Sarah no recordaba que en toda su vida le hubiera pasado nada tan terrible, excepto cuando su bebé prematuro estuvo a punto de morir, aunque lo salvaron en la unidad neonatal. Pero ahora no había forma de salvar a Seth. Su delito era demasiado grave, demasiado espantoso. Hasta los agentes del FBI parecieron sentir repugnancia hacia él, especialmente cuando vieron a los niños. Sarah nunca había perdido a nadie en circunstancias traumáticas. Sus abuelos murieron antes de que ella naciera o a causa de la edad, sin sufrir enfermedades terminales. Las personas a las que había querido la habían apoyado incondicionalmente. Había tenido una infancia feliz, sus padres eran unas personas responsables y firmes. Los hombres con los que había salido fueron buenos con ella. Seth siempre había sido maravilloso. Y sus hijos eran adorables y estaban sanos. Esto era, de lejos, lo peor que le había pasado nunca. Ni siquiera había perdido a un amigo en un accidente de coche o por culpa de un cáncer. Los treinta y cinco años de su vida habían transcurrido sin daño alguno, y ahora le habían echado encima una bomba nuclear. Y la persona que lo había hecho era el hombre que amaba, su marido. Estaba tan aturdida que en ningún momento sabía qué decir, particularmente a él. No sabía por dónde empezar para mejorar la situación, ni él tampoco. La verdad era que no había manera de hacerlo. Los abogados de Seth tendrían que hacer lo que pudieran con las abrumadoras circunstancias que él les había dado como punto de partida. Pero al final, Seth tendría que apechugar con las consecuencias, por muy amargas que fueran. Y ella también, aunque no había hecho nada para merecerlo. Esta era la parte de «para bien y para mal». Se estaba hundiendo en el infierno, con él.

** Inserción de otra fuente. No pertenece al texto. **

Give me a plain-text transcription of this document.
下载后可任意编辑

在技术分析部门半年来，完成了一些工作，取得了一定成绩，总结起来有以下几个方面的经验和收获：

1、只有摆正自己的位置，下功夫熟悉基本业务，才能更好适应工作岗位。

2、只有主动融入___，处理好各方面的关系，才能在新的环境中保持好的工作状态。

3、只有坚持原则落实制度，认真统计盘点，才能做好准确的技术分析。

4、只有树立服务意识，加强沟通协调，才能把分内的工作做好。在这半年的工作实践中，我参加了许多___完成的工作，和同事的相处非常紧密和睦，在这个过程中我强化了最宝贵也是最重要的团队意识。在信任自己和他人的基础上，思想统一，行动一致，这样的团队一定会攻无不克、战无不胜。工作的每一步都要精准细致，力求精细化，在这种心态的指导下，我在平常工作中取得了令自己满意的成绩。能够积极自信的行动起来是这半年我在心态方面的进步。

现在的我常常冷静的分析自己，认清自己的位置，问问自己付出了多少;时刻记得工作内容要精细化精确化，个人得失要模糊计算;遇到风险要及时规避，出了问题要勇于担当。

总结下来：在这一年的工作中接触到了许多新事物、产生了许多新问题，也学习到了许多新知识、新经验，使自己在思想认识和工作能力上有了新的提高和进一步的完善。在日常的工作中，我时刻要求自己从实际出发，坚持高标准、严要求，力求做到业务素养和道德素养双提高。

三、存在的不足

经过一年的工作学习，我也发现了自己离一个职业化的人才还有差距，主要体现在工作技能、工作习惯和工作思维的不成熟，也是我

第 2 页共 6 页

Sarah llamó a Maggie al móvil el domingo por la noche y hablaron unos minutos. Maggie había leído los artículos de los periódicos en Presidio y compadecía a Sarah, incluso a Seth. Ambos estaban pagando por los pecados de él. Le daban lástima los niños. Le dijo a Sarah que rezara y que ella también lo haría.

– A lo mejor son indulgentes con él -dijo Maggie, esperanzada.

– Según el abogado de Seth, eso significaría entre dos y cinco años. En el peor de los casos, podrían llegar a ser treinta. -Todo esto ya se lo había dicho antes.